“Airspace” is the new solo show from Robert Stadler, an installation at Carpenters Workshop Gallery in Paris, the same space in which he presented “1000 jours” in 2011.

Throughout the work of the groundbreaking designer Robert Stadler there is an underlying experimental vein. He questions the status of the object, its function and its presence. Through a subtle shift of the frame, he accentuates the perception of the profession.

“Airspace”, (meaning the air above a country over its territory, including territorial waters).

Robert Stadler’s “Airspace” follows the same idea of occupying the three-dimensional space of the gallery, doing so in two stages: “cut_paste” and “PdT”, a reflection on the art of building, a story of humanity, a relationship with time and the work itself. This is a fundamental piece of existential speculation and, as Eugène Viollet-le-Duc once said “Good architecture, in all eras and for all peoples, including and especially in ancient times, depends for the most part, on structure, showing it and making it visible.” The designer makes this choice and provides us with his interpretation of the architectural gesture confronted with the past and the present, a demonstration that he develops on the scale of the object.

He proposes two different angles of approach to the space: “cut_paste” a construction of floor plans and “PdT” a three-dimensional composition, digging into the mass to remove matter. The two faces of a certain idea of architecture in an open space set up to his precise instructions.

“cut_paste” is a reflection on the act of covering edifices. It refuses to pander to standardised logic; the designer integrates the illusion of a random gesture to a piece that links back to a constructivist vision.

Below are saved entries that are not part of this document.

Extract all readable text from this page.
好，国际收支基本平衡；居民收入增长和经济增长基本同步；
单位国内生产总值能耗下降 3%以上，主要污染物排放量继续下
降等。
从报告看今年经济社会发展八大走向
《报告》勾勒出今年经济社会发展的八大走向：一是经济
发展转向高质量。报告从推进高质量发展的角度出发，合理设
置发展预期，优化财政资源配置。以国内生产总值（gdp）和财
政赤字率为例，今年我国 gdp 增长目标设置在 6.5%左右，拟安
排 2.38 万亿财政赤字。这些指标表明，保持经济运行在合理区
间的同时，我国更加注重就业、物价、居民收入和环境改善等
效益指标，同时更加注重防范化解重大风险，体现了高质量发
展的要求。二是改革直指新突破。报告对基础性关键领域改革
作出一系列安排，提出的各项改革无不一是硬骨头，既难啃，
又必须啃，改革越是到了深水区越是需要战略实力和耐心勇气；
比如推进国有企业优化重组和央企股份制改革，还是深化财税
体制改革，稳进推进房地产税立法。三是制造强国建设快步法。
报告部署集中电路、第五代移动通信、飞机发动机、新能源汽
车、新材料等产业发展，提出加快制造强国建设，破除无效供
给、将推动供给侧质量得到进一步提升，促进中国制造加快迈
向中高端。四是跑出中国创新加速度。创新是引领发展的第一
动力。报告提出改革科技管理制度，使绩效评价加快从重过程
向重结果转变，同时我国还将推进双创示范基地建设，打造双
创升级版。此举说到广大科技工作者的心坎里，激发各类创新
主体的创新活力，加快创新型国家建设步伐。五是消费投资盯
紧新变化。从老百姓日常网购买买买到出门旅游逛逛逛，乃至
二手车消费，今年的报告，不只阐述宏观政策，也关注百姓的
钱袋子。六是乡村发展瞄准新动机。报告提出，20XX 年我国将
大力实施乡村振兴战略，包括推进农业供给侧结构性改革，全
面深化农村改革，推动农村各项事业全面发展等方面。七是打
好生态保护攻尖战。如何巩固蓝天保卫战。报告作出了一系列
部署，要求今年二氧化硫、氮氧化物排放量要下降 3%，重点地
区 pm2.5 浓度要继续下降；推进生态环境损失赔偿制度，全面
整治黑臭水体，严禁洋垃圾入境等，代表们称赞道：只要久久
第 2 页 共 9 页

This series of structures uses combined floor plans that are cut at right angles, freeing up constructed spaces that go beyond their strict utilitarian function. In the gallery space, the horizontal and vertical presences inhabit the space with their minimal beauty, paradoxically decorated with graphic motifs on the marble and onyx. The materials chosen for “cut_paste” are architectural. Robert Stadler builds using composite panels for facades, sheets of marble stuck on panels of aluminium honeycomb. He cuts, sticks, juxtaposes and shifts the elements to give the shapes the necessary stiffness, and provokes mixtures of varied and contradictory motifs. It is reminiscent of the spirit of shapes collected on building sites, sawn-off discarded waste that he recycles. A fictional dream of the disappearance of modern architecture.

Through this operation, he traps the eye, making it impossible to take in the entire shape at once.In doing so, he invites the spectator to approach the piece dynamically as it reinvents itself according to each point of view. He formulates a new proposal on the gallery’s blank page using graphic signs.

Robert Stadler invents another story with “PdT”, taking the archaeological approach as he proceeds to (re)discover architectural elements such as columns, arches and edifices on which time has taken its toll. The volume and the mass of the cut stone, architecture’s most noble material, is exposed to the vagaries of time, but at an accelerated pace. The material transforms into polished shapes, the eloquent traces of the past. The only things to survive are the joints that bear witness to the builder’s actions. The lines characterise the object, where it comes from, telling its story. This emphasis on the sedimentary meshing brings us back to the contemporary practice of computer-generated design and establishes a dialogue between an archaic room and a digital programme.

Unlike cut_paste, “PdT” stops air, letting nothing filter through and imposes its presence. The three shapes created by the designer are defined in contemporary terms as a bench, a mirror and a coffee table.

The bench, blocks of stone left over from an imaginary building site is worn down on one end, the column/mirror evokes the remains of a door, the coffee table a free shape, the elements are all melancholic traces of an architectural past. These shreds, these remains of porous stone are worked over by a digital machine, the mass is emptied and the ensemble is finshed off by hand.

“PdT” comes from Robert Stadler’s public commissioned ensemble “Traits d’union” (2014) in Nancy where he worked on a building by creating extensions, it is a sculpture and a piece of urban furniture celebrating stone and the joints that make up the project’s “graphic cage”.

The constant metamorphosis of the object upends the user’s perception. Robert Stadler’s work is rare and escapes all definition.